大部分抽烟的人,都是为了提神,或是用尼古丁缓解内心的焦躁。
她很能理解此刻的许滟雪。
许念星摇摇头,说:“不介意。”
许时两家有过口头婚约,她囫囵听了个大概,推测大概是两位奶奶年轻时关系好,随口许下的一句戏言。时家祖辈都是痴情的人,亡妻离世后,便整日守着回忆,一件件地替亡妻实现昔日的愿望。
如今年岁已高,除了许时两家联姻外,便再无其他。
只可惜落花无意,流水无情,时绽没有标明过态度,始终强烈拒绝的,一直都是许滟雪。
这也是时老爷子没有强加施压的原因。
众人心思重重,好不容易到了家,梁雪已经没了同许滟雪继续谈话的心思。佣人已经按照梁雪的吩咐,提前将房间收拾好。这套别墅曾经是许建华和许建业兄弟俩儿时的居所,后来许建业失去踪迹,自然留给了许建华,许老爷子则回到了军区家属院。

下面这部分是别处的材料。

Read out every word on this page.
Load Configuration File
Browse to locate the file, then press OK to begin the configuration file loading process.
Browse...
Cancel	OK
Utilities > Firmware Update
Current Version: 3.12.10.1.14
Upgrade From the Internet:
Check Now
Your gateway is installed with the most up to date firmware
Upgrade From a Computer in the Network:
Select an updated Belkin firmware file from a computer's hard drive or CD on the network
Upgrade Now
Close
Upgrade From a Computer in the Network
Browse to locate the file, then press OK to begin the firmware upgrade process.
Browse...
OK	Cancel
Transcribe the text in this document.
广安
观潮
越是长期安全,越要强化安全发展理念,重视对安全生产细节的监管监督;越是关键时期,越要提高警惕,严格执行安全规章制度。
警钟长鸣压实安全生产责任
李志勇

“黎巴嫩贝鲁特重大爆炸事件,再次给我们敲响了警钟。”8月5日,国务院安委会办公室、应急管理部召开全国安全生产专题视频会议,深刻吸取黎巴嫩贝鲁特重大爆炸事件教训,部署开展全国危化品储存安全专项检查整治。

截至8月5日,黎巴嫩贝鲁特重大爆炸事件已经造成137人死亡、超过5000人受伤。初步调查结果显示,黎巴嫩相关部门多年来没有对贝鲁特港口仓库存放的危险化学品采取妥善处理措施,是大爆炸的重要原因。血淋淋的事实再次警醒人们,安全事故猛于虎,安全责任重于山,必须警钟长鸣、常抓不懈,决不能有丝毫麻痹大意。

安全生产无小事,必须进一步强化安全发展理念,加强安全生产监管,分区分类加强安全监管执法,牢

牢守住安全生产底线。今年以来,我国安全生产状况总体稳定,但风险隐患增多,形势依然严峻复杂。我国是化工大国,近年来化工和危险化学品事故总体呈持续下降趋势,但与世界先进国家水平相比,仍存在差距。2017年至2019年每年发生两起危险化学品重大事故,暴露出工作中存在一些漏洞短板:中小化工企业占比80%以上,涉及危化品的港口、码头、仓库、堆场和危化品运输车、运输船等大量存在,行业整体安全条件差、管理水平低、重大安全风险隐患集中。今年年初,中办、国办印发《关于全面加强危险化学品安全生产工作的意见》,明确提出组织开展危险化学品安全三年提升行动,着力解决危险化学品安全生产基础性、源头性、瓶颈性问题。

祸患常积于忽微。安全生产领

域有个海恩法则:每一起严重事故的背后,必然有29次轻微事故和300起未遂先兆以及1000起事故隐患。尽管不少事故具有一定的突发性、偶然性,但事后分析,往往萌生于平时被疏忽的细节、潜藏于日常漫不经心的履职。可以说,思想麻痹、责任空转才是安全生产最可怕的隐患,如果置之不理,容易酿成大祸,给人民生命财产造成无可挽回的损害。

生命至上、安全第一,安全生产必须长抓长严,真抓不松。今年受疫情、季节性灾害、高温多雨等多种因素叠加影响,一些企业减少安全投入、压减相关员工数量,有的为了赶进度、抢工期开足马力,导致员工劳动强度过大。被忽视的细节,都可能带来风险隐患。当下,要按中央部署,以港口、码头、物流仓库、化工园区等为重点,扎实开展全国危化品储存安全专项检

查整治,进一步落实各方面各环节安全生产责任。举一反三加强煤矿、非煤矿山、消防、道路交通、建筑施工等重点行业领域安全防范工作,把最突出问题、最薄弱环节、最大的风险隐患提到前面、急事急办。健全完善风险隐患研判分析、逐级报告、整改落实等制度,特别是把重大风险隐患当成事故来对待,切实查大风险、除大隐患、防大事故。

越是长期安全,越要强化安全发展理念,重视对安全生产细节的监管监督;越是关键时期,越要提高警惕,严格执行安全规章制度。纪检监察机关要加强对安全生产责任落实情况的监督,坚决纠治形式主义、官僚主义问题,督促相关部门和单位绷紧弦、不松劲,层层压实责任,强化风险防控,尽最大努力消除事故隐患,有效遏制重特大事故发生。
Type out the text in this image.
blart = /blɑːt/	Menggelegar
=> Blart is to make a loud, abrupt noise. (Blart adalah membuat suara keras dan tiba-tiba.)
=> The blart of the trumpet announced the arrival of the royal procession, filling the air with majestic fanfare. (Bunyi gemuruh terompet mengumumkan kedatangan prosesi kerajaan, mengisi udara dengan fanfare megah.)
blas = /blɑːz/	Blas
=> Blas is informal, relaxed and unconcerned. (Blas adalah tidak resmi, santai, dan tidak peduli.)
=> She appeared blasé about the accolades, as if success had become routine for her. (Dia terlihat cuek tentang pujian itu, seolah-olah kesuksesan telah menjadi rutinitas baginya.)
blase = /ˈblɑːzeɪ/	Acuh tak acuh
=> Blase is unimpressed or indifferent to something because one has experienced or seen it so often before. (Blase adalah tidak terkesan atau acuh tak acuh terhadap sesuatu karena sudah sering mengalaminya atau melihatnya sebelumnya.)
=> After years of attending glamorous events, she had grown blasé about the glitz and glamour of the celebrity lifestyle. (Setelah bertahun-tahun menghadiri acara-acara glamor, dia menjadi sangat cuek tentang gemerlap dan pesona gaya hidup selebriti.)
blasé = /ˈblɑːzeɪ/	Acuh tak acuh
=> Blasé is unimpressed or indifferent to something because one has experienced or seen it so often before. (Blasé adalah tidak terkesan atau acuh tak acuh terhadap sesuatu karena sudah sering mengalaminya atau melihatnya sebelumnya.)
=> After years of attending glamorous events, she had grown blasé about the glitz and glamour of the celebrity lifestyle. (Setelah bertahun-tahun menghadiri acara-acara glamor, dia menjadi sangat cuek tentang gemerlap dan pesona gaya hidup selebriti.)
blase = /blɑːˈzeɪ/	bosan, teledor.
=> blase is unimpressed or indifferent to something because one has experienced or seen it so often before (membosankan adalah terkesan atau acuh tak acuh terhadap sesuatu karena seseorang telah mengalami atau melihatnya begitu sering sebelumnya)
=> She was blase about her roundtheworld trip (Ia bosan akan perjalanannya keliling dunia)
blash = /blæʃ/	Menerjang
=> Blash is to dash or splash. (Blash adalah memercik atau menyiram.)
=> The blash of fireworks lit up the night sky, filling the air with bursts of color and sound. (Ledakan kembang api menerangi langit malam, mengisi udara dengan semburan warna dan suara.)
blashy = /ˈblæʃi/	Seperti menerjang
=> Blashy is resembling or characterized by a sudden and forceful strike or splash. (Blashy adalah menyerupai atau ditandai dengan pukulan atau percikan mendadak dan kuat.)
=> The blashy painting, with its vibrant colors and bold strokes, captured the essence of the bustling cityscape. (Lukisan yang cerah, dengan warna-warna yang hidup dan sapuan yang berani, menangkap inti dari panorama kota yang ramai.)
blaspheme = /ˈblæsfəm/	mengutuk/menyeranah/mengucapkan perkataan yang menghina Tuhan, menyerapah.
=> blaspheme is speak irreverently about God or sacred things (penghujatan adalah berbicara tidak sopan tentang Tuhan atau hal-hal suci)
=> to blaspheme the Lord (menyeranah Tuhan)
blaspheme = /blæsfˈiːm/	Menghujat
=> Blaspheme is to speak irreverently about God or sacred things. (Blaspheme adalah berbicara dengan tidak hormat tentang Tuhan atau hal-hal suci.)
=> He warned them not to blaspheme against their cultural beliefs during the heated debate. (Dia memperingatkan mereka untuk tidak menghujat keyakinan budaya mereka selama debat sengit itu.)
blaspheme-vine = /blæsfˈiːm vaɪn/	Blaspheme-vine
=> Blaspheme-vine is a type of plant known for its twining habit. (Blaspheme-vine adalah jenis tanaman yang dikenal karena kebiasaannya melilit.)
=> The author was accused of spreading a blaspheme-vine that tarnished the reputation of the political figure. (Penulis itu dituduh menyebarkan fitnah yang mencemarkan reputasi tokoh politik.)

门口岗亭都有武警站守,来往总能看到熟悉老战友的儿孙辈,许老爷子觉得更亲切。
梁雪担心许念星在南方待惯了,夜里会觉得冷,不放心地让许滟雪给她再抱床鹅绒被过去。
许念星连忙去接,两个人合伙一起铺上去。
“这也太厚了,晚上会不会被热醒?”许念星开玩笑。
“暖气温度你调低点就行。不过这老房子的保温做得不好,比现在新修的楼层差多了,多盖点没毛病。”
许滟雪外套上还沾着烟气,没打算待太久,顺口问了句:“你加三哥微信了吗?”
“还没有。群里都没有备注,我不知道哪个是他。”
今夜家宴上出现的长辈,昵称都是实名,她挨个添加问了好。剩下老二时亦宵,打算等见了面再加。只是她分不清到底哪个是时亦宵,哪个是时绽,怕闹出笑话,所以没有加。
许滟雪划开群聊,“绽角带着雨滴的是他。”
这么说可能不太好懂,她补充道:“左下角还有一枝星花。”
时绽的审美受了时亦宵影响,更偏向于清冷风,雨中赏星,意境胜过景色。
许念星编辑好打招呼的内容,发了过去。她掌心泛出了一层汗,正巧听到许滟雪打趣。
“说起来,你跟三哥还挺有缘分。”
“他这头像里,刚好有一束念星。”
在此之前,许念星父母在许家是不能提起的禁忌。父子俩决裂后,许老爷子曾说过,让他最好是死在外面,也别回头叫他一声爸。哪知一语成箴,许建业牺牲在中缅边境,连骨灰都没能归根。
因此,许念星的名字,也几乎从没有出现在大家视野。
许念星内心不似以往坦荡,莞尔道:“这巧合确实有意思。三哥喜欢星花?”
“说不上。”
“他比较喜欢松和文竹一类的。去年他生日,二哥还送了他好大一颗松柏,就养在他那院子里。明早枝叶上挂了雪,肯定好看。”
同绽角相关的图里,大多与雪相关。
而他却偏偏不是。
想到这里,许滟雪有片刻的出神。大概所谓天命,就是冥冥之中有所注定,无论她早一步还是晚一步,他都伫立在那里,只等那一场开春的雨降临。在这之后,千万星花盛开,才是真正的春天。
许念星‘嗯’了一声,暗暗记下这些细节,又问:“二哥也像三哥这么好相处吗?”